Bier nach altem Rezept

Craftbeer und IPA sind in aller Munde. Der mutmasslich jüngste Bierbrauer der Schweiz verfolgt mit seinem Schiffbrau allerdings eine andere Strategie – und will damit explizit auch in der Gastronomie für Veränderung sorgen.
Interview: Simone Knittel – Fotos: z. V. g.
Veröffentlicht: 20.05.2022

«Ich setze auf betont traditionelle Biere, die es in der Schweiz nicht oder nicht mehr gibt.»

Wie kam es zur Gründung von Schiffbrau?
Arthur Varnholt: Anfang 2020 bestellte ich online einige Zutaten zum Bierbrauen zu Hause – dem Shop bin ich übrigens bis heute treu geblieben – und wagte mich an meine ersten Brauversuche. Diese fanden in der Wohnung meiner Eltern im bekannten Zürcher Schiffbau statt. Mein erstes «Testbier» war ein English Bitter. Mir sagt sein runder, milder Geschmack zu, doch in der Schweiz ist dieses Bier, bis auf ein, zwei importierte Sorten, nicht zu finden. Später braute ich für einen Bekannten ein Altbier, ein dunkles, obergäriges Bier. Meine ersten Flaschen stiessen auf ein so gutes Echo, dass ich mich schliesslich richtig hineinkniete. Inzwischen habe ich die Produktion vergrössert und nach Aatal verlegt.
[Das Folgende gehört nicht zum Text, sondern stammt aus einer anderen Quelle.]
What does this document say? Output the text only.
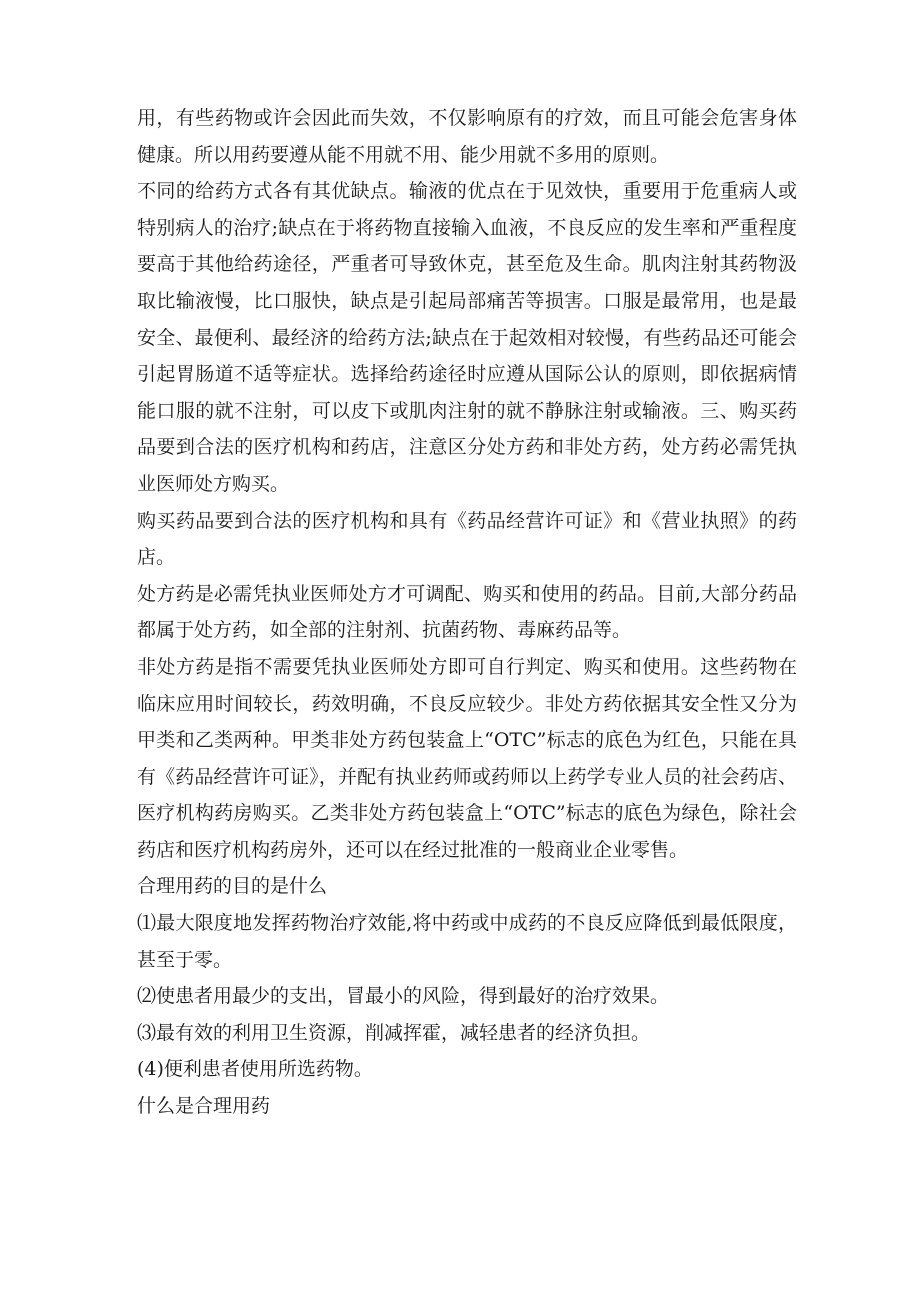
用，有些药物或许会因此而失效，不仅影响原有的疗效，而且可能会危害身体健康。所以用药要遵从能不用就不用、能少用就不多用的原则。

不同的给药方式各有其优缺点。输液的优点在于见效快，重要用于危重病人或特别病人的治疗;缺点在于将药物直接输入血液，不良反应的发生率和严重程度要高于其他给药途径，严重者可导致休克，甚至危及生命。肌肉注射其药物汲取比输液慢，比口服快，缺点是引起局部痛苦等损害。口服是最常用，也是最安全、最便利、最经济的给药方法;缺点在于起效相对较慢，有些药品还可能会引起胃肠道不适等症状。选择给药途径时应遵从国际公认的原则，即依据病情能口服的就不注射，可以皮下或肌肉注射的就不静脉注射或输液。三、购买药品要到合法的医疗机构和药店，注意区分处方药和非处方药，处方药必需凭执业医师处方购买。

购买药品要到合法的医疗机构和具有《药品经营许可证》和《营业执照》的药店。

处方药是必需凭执业医师处方才可调配、购买和使用的药品。目前,大部分药品都属于处方药，如全部的注射剂、抗菌药物、毒麻药品等。

非处方药是指不需要凭执业医师处方即可自行判定、购买和使用。这些药物在临床应用时间较长，药效明确，不良反应较少。非处方药依据其安全性又分为甲类和乙类两种。甲类非处方药包装盒上“OTC”标志的底色为红色，只能在具有《药品经营许可证》，并配有执业药师或药师以上药学专业人员的社会药店、医疗机构药房购买。乙类非处方药包装盒上“OTC”标志的底色为绿色，除社会药店和医疗机构药房外，还可以在经过批准的一般商业企业零售。

合理用药的目的是什么

⑴最大限度地发挥药物治疗效能,将中药或中成药的不良反应降低到最低限度，甚至于零。

⑵使患者用最少的支出，冒最小的风险，得到最好的治疗效果。

⑶最有效的利用卫生资源，削减挥霍，减轻患者的经济负担。

(4)便利患者使用所选药物。

什么是合理用药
Warum braucht es in Zürich eine weitere Bierbrauerei?
Grundsätzlich braucht es die natürlich überhaupt nicht. Mir fällt aber auf, dass viele kleine Brauereien auf IPA oder neuerdings auf Sauerbier setzen, also spezielle Biersorten, die eher eine kleine Kundengruppe ansprechen. Ich möchte ein Bier machen, das allen schmeckt, nicht nur einem kleinen Kreis eingefleischter Craftbeer-Fans. Dafür setze ich auf betont traditionelle Biere, die es in der Schweiz nicht oder nicht mehr gibt. Ich halte mich an das deutsche Reinheitsgebot und filtere meine Biere nicht.

Wie haben Sie in der Gastronomie Fuss gefasst?
Der Einstieg war harzig. Ich erhielt Absagen von allen Seiten. Sobald man aber jemanden überzeugt hat, kommen Folgeaufträge und es spricht sich herum. Heute haben unter anderem das El Lokal und das Clouds unser Bier im Angebot. Und natürlich findet man uns in der Schiffbrau-Bar. Dass es für manche Gastronominnen und Gastronomen schwierig ist, im bestehenden Angebot Änderungen zu machen, verstehe ich in Bezug auf Lagerkosten oder logistische Herausforderungen. Trotzdem bin ich überzeugt, dass ein Betrieb mit einer kleinen, aber gut kuratierten Bierkarte schon sehr viel richtig macht. Es wäre schön, wenn die Bierkarte einen ähnlichen Status wie die Weinkarte erhalten würde. Teilweise gilt wohl noch die Maxime: Bier wird sowieso getrunken, egal welches da ist. Da sehe ich auch die Gäste in der Pflicht: Sie können anfragen, ob ihre Beiz ein Lieblingsbier aufnimmt.

Was wird Ihr nächster Streich?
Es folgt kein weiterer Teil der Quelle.